Vokki Oy:n toimitusjohtajana ja mallisuunnittelijana 1947-1990
Tyyne-Kerttu Virkki and Edith Verkkolainen, a manager originally from Viipuri (Vyborg), established Vokki Oy in Helsinki in 1947. The business concept was to preserve old handicraft skills and adapt traditions to the present day, as well as to provide employment opportunities for skilled artists, particularly in the firm’s early years, to employ handcraft artisans displaced from territories Finland had been forced to cede to the Soviet Union after World War II.
Vokki’s first premises were at Unioninkatu 15, where its textile production was also located. Later the shop moved to the Finnish Design Center house at Kasarmikatu 19 and the interior design office to Väinämöisenkatu 31, where the Omin käsin editorial offices were also located.
In 1977 Vokki Oy moved to the building where Virkki lived at Merikannontie 3; its activities then focused on a gallery exhibiting handicrafts.
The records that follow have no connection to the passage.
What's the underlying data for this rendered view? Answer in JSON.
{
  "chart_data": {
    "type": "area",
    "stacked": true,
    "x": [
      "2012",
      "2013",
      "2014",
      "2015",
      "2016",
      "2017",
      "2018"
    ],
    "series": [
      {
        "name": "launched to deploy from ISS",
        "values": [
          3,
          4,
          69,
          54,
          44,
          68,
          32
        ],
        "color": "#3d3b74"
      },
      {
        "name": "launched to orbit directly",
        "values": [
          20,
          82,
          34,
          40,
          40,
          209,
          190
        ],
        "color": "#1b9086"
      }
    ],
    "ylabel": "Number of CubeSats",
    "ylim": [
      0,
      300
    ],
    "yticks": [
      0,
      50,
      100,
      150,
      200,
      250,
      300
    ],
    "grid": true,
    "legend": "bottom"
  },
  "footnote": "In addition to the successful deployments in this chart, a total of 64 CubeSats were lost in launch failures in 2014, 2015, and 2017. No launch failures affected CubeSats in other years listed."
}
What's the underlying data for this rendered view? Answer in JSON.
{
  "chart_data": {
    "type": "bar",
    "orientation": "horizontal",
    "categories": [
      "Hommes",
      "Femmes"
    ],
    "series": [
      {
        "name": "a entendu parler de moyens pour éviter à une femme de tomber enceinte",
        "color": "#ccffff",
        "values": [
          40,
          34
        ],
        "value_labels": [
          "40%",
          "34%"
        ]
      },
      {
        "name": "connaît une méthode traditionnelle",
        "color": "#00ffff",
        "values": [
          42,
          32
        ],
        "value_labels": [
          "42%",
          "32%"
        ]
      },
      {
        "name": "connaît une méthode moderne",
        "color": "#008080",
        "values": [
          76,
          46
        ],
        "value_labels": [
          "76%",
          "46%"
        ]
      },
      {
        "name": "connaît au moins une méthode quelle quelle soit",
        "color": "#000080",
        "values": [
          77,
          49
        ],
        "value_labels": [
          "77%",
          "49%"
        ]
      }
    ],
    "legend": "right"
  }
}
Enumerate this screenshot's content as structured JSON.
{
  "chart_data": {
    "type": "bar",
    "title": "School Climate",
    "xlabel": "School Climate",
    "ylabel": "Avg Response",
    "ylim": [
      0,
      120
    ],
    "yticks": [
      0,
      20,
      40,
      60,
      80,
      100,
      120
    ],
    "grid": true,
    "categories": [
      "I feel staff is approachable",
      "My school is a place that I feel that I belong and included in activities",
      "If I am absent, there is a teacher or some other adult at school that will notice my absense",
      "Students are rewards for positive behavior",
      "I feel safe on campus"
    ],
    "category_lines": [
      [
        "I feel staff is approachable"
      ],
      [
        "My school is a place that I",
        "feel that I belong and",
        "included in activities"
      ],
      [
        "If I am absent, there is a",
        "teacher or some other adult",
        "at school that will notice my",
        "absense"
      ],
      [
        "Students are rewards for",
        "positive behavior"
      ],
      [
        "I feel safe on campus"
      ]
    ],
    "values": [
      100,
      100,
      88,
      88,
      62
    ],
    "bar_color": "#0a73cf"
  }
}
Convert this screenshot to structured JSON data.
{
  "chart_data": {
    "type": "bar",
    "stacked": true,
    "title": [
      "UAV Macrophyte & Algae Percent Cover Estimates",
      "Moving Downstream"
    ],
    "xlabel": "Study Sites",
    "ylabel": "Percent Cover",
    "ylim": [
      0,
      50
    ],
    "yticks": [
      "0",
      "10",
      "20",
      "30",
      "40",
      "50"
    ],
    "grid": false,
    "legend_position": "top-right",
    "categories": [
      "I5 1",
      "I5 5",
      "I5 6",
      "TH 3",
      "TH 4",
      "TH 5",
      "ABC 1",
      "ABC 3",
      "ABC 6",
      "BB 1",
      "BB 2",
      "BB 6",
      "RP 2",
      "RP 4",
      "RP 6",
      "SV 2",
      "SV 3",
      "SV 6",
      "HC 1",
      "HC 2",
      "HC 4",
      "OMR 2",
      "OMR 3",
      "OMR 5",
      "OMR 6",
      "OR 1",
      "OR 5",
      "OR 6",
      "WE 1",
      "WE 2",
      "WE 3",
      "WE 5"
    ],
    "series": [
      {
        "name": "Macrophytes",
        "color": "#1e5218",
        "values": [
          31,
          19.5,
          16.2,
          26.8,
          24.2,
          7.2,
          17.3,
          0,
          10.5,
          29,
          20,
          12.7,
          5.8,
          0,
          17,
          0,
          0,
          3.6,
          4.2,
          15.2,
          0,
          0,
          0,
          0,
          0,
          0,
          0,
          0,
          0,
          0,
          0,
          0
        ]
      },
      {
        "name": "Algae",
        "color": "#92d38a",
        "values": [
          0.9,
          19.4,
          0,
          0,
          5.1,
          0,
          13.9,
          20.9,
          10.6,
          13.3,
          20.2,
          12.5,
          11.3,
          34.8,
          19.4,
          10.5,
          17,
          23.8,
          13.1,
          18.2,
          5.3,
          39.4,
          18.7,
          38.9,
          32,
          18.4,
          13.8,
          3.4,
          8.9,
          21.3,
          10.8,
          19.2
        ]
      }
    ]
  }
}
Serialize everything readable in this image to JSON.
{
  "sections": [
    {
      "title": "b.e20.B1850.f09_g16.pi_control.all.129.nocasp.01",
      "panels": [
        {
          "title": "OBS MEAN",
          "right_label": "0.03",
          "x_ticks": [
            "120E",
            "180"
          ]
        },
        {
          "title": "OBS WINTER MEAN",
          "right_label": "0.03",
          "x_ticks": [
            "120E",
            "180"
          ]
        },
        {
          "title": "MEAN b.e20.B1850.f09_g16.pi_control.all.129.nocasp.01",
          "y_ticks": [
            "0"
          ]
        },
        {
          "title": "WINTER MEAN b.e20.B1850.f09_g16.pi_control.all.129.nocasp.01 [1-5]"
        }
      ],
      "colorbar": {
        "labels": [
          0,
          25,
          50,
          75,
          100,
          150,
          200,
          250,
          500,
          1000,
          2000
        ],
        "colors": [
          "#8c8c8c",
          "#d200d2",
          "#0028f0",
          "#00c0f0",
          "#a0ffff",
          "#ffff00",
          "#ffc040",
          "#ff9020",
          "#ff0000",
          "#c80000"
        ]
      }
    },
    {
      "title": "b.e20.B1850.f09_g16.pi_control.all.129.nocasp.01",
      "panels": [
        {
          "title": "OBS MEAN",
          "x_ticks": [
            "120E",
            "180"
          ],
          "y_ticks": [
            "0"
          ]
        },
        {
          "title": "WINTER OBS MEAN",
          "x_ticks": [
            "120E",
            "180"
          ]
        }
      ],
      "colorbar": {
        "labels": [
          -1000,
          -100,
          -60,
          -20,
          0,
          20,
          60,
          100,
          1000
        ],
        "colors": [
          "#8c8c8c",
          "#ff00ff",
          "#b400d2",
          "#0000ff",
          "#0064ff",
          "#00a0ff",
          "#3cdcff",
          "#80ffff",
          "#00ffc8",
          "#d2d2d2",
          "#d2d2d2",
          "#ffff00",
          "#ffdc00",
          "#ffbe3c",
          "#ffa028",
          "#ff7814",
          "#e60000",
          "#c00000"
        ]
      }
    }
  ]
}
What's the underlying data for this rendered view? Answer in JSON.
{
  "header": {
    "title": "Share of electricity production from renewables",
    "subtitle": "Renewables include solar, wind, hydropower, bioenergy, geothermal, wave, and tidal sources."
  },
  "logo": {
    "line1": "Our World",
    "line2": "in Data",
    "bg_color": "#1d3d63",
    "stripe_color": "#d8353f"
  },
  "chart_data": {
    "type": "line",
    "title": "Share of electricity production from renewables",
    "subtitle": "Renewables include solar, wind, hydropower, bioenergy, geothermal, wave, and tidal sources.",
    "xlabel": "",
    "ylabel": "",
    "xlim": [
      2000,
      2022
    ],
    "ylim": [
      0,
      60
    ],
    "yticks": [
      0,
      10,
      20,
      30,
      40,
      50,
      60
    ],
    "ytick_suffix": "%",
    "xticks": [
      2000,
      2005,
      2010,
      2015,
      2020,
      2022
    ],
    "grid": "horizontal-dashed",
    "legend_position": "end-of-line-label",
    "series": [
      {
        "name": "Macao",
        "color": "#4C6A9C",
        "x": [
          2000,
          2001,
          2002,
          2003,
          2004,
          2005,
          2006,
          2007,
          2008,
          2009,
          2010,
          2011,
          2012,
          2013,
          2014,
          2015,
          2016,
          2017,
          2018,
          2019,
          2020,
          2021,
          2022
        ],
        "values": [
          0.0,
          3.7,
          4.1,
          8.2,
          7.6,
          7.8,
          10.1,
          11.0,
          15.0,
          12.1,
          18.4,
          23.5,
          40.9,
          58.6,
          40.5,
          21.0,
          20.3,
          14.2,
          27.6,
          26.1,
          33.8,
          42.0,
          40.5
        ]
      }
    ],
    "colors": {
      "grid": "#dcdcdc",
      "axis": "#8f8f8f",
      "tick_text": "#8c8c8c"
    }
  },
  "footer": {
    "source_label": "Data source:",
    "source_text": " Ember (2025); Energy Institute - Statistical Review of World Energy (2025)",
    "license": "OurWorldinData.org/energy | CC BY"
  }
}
Virkki-käsityömuseo ja säätiö perinteiden vaalijoina 1977-
In 1977, after obtaining space together with a gallery on the ground floor of the apartment building at Merikannontie 3, Tyyne-Kerttu Virkki established the Virkki Handicrafts Museum based on the collection that she had assembled. The area was decorated by interior designer Epe Kerminen and included an ‘East Karelian corner’ whose furnishings reproduced traditional architectural decorative motifs. In addition to its permanent exhibition the museum hosted numerous annual celebrations and related programs.
In 1995 the museum moved to Karelia House where dedicated rooms were created for both permanent and special exhibitions, as well as storage facilities. The collection comprises almost 4000 pieces of handicraft art from both Finland and abroad. The museum also has an archive and reference library.
The foundation that bear's Tyyne-Kerttu Virkki's name was established in 1978 with the aim of assuring the continued operation of the museum and preserving Finnish, including Karelian, handicraft, cottage industries, and industrial art and design, as well as promoting the related culture of traditions, customs and form.